Our first stage of analysis involves creating heatmaps from the incidents. To create these maps, we quantized the incidents into bins 1/5000 of a degree square, about 19m. Since the records are typically reported with a “hundred block address” — “1300 Wilbur Ave” instead of “1324 Wilbur Ave” — we added a bit of randomness to the points. While this isn’t exactly correct, as it randomly moves the incident by up to 100m, it does space the points out in a more natural way. Then, for each incident, we spread out the crime point ( with a 2-D Gaussian, fwhm = 57m) to smooth out the image. The spreading also simulates both the extended “influence” of a crime, and the fact that a crime at one point means it is more probable that a crime will occur at nearby points.
Violent crimes are separated from from the property crimes with a separate map for each. Here is the violent crime map: ( Click to Enlarge)
The red spots are the areas of the highest number of crimes, and almost all of them are entertainment districts. Violent crime tends to occur at night, where there are a lot of people, and where people are drinking, and an entertainment district has all three conditions.
Here is the map of the property crime incidents. This has more complete coverage because there are a lot more property crime incidents than violent crime incidents.

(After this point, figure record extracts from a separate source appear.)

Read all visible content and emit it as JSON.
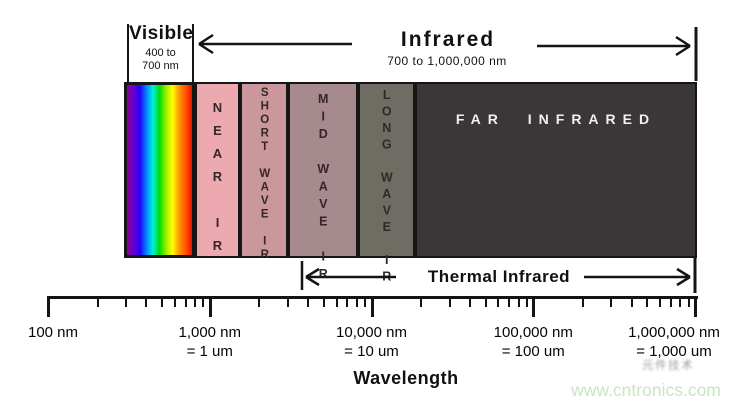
{
  "header": {
    "visible_label": "Visible",
    "visible_range_line1": "400 to",
    "visible_range_line2": "700 nm",
    "infrared_label": "Infrared",
    "infrared_range": "700 to 1,000,000 nm"
  },
  "bands": [
    {
      "id": "visible-spectrum",
      "label": "",
      "type": "rainbow"
    },
    {
      "id": "near-ir",
      "label": "NEAR IR",
      "color": "#eda9b0"
    },
    {
      "id": "short-wave-ir",
      "label": "SHORT WAVE IR",
      "color": "#ca979d"
    },
    {
      "id": "mid-wave-ir",
      "label": "MID WAVE IR",
      "color": "#a68a8e"
    },
    {
      "id": "long-wave-ir",
      "label": "LONG WAVE IR",
      "color": "#6f6c64"
    },
    {
      "id": "far-infrared",
      "label": "FAR INFRARED",
      "color": "#3b3738",
      "label_color": "#f4f0ee"
    }
  ],
  "rainbow_colors": [
    "#90009a",
    "#6600cc",
    "#2200ff",
    "#0088ff",
    "#00eedd",
    "#00dd00",
    "#99ee00",
    "#ffff00",
    "#ff9900",
    "#ff5500",
    "#ee1100"
  ],
  "thermal": {
    "label": "Thermal Infrared"
  },
  "axis": {
    "title": "Wavelength",
    "ticks": [
      {
        "value": 100,
        "line1": "100 nm",
        "line2": ""
      },
      {
        "value": 1000,
        "line1": "1,000 nm",
        "line2": "= 1 um"
      },
      {
        "value": 10000,
        "line1": "10,000 nm",
        "line2": "= 10 um"
      },
      {
        "value": 100000,
        "line1": "100,000 nm",
        "line2": "= 100 um"
      },
      {
        "value": 1000000,
        "line1": "1,000,000 nm",
        "line2": "= 1,000 um"
      }
    ]
  },
  "watermark": {
    "cjk": "元件技术",
    "site": "www.cntronics.com"
  },
  "colors": {
    "line": "#141414",
    "band_label": "#35262b",
    "watermark_green": "#c8e7bf"
  }
}
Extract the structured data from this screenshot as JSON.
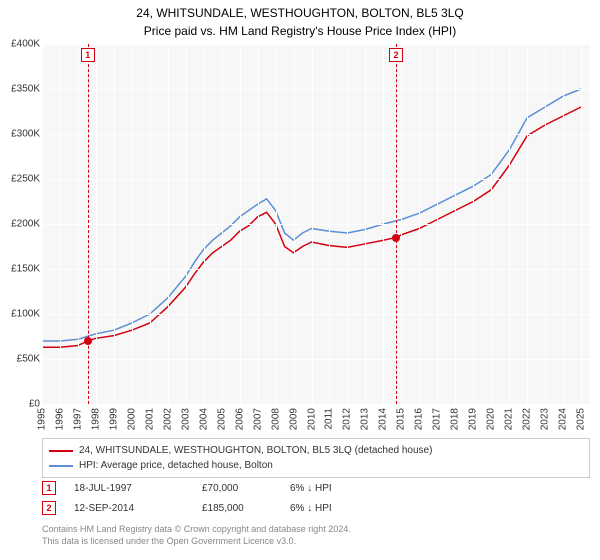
{
  "title": "24, WHITSUNDALE, WESTHOUGHTON, BOLTON, BL5 3LQ",
  "subtitle": "Price paid vs. HM Land Registry's House Price Index (HPI)",
  "chart": {
    "type": "line",
    "background_color": "#f7f7f7",
    "grid_color": "#ffffff",
    "xlim": [
      1995,
      2025.5
    ],
    "ylim": [
      0,
      400000
    ],
    "ytick_step": 50000,
    "yticks": [
      {
        "v": 0,
        "label": "£0"
      },
      {
        "v": 50000,
        "label": "£50K"
      },
      {
        "v": 100000,
        "label": "£100K"
      },
      {
        "v": 150000,
        "label": "£150K"
      },
      {
        "v": 200000,
        "label": "£200K"
      },
      {
        "v": 250000,
        "label": "£250K"
      },
      {
        "v": 300000,
        "label": "£300K"
      },
      {
        "v": 350000,
        "label": "£350K"
      },
      {
        "v": 400000,
        "label": "£400K"
      }
    ],
    "xticks": [
      1995,
      1996,
      1997,
      1998,
      1999,
      2000,
      2001,
      2002,
      2003,
      2004,
      2005,
      2006,
      2007,
      2008,
      2009,
      2010,
      2011,
      2012,
      2013,
      2014,
      2015,
      2016,
      2017,
      2018,
      2019,
      2020,
      2021,
      2022,
      2023,
      2024,
      2025
    ],
    "tick_fontsize": 10,
    "line_width": 1.5,
    "series": [
      {
        "name": "price_paid",
        "label": "24, WHITSUNDALE, WESTHOUGHTON, BOLTON, BL5 3LQ (detached house)",
        "color": "#d4000f",
        "x": [
          1995,
          1996,
          1997,
          1997.55,
          1998,
          1999,
          2000,
          2001,
          2002,
          2003,
          2003.5,
          2004,
          2004.5,
          2005,
          2005.5,
          2006,
          2006.5,
          2007,
          2007.5,
          2008,
          2008.5,
          2009,
          2009.5,
          2010,
          2011,
          2012,
          2013,
          2014,
          2014.7,
          2015,
          2016,
          2017,
          2018,
          2019,
          2020,
          2021,
          2022,
          2023,
          2024,
          2025
        ],
        "y": [
          63000,
          63000,
          65000,
          70000,
          73000,
          76000,
          82000,
          90000,
          108000,
          130000,
          145000,
          158000,
          168000,
          175000,
          182000,
          192000,
          198000,
          208000,
          213000,
          200000,
          175000,
          168000,
          175000,
          180000,
          176000,
          174000,
          178000,
          182000,
          185000,
          188000,
          195000,
          205000,
          215000,
          225000,
          238000,
          265000,
          298000,
          310000,
          320000,
          330000
        ]
      },
      {
        "name": "hpi",
        "label": "HPI: Average price, detached house, Bolton",
        "color": "#5b8fd6",
        "x": [
          1995,
          1996,
          1997,
          1998,
          1999,
          2000,
          2001,
          2002,
          2003,
          2003.5,
          2004,
          2004.5,
          2005,
          2005.5,
          2006,
          2006.5,
          2007,
          2007.5,
          2008,
          2008.5,
          2009,
          2009.5,
          2010,
          2011,
          2012,
          2013,
          2014,
          2015,
          2016,
          2017,
          2018,
          2019,
          2020,
          2021,
          2022,
          2023,
          2024,
          2025
        ],
        "y": [
          70000,
          70000,
          72000,
          78000,
          82000,
          90000,
          100000,
          118000,
          142000,
          158000,
          172000,
          182000,
          190000,
          198000,
          208000,
          215000,
          222000,
          228000,
          215000,
          190000,
          182000,
          190000,
          195000,
          192000,
          190000,
          194000,
          200000,
          205000,
          212000,
          222000,
          232000,
          242000,
          255000,
          282000,
          318000,
          330000,
          342000,
          350000
        ]
      }
    ],
    "sale_markers": [
      {
        "n": "1",
        "x": 1997.55,
        "y": 70000,
        "color": "#d4000f"
      },
      {
        "n": "2",
        "x": 2014.7,
        "y": 185000,
        "color": "#d4000f"
      }
    ]
  },
  "legend": {
    "items": [
      {
        "color": "#d4000f",
        "label": "24, WHITSUNDALE, WESTHOUGHTON, BOLTON, BL5 3LQ (detached house)"
      },
      {
        "color": "#5b8fd6",
        "label": "HPI: Average price, detached house, Bolton"
      }
    ]
  },
  "sales": [
    {
      "n": "1",
      "color": "#d4000f",
      "date": "18-JUL-1997",
      "price": "£70,000",
      "delta": "6% ↓ HPI"
    },
    {
      "n": "2",
      "color": "#d4000f",
      "date": "12-SEP-2014",
      "price": "£185,000",
      "delta": "6% ↓ HPI"
    }
  ],
  "attribution": {
    "line1": "Contains HM Land Registry data © Crown copyright and database right 2024.",
    "line2": "This data is licensed under the Open Government Licence v3.0."
  }
}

There are a lot of similarities in where the crimes occur, but the property crimes are more diffuse, and there are many small-scale differences. To find the differences between the two, we can subtract the two maps. In this image, blue indicates areas where property crimes dominate, green is neutral, and red is an area where violent crimes dominate:
Note that in this map, green does not mean “good,” it means that the difference in the density of violent crime and property crime is nearly equal. The green areas can have very high violent crime rates; being green just means they also have high property crime rates.
This map gets really interesting when you zoom in to look at specific spots. Closer examination doesn’t reveal a lot of new discoveries, but it does confirm intuition about where we should find property and violent crimes.
(There is an interesting error in the difference map. The values for each map are scaled so that the range of ±4σ in the original output maps to (0,1] in the final output, so high outliers all have the value of exactly 1. This means that for an area with both high property and violent crime, the difference is exactly 0, which is the no data value. This is why Garnet street in Pacific Beach and the Gaslamp district have areas of no data in the difference map. )
A map like this has a lot of interesting stories to tell, even though the analysis is not very rigorous. We started with data that we can’t vouch for, added randomness, created a map with a lot of arbitrary choices, and ended up with useful insights. The entire process emphasizes that even when data and analysis are not of sufficient quality to make statistical inferences, we can still extract useful knowledge.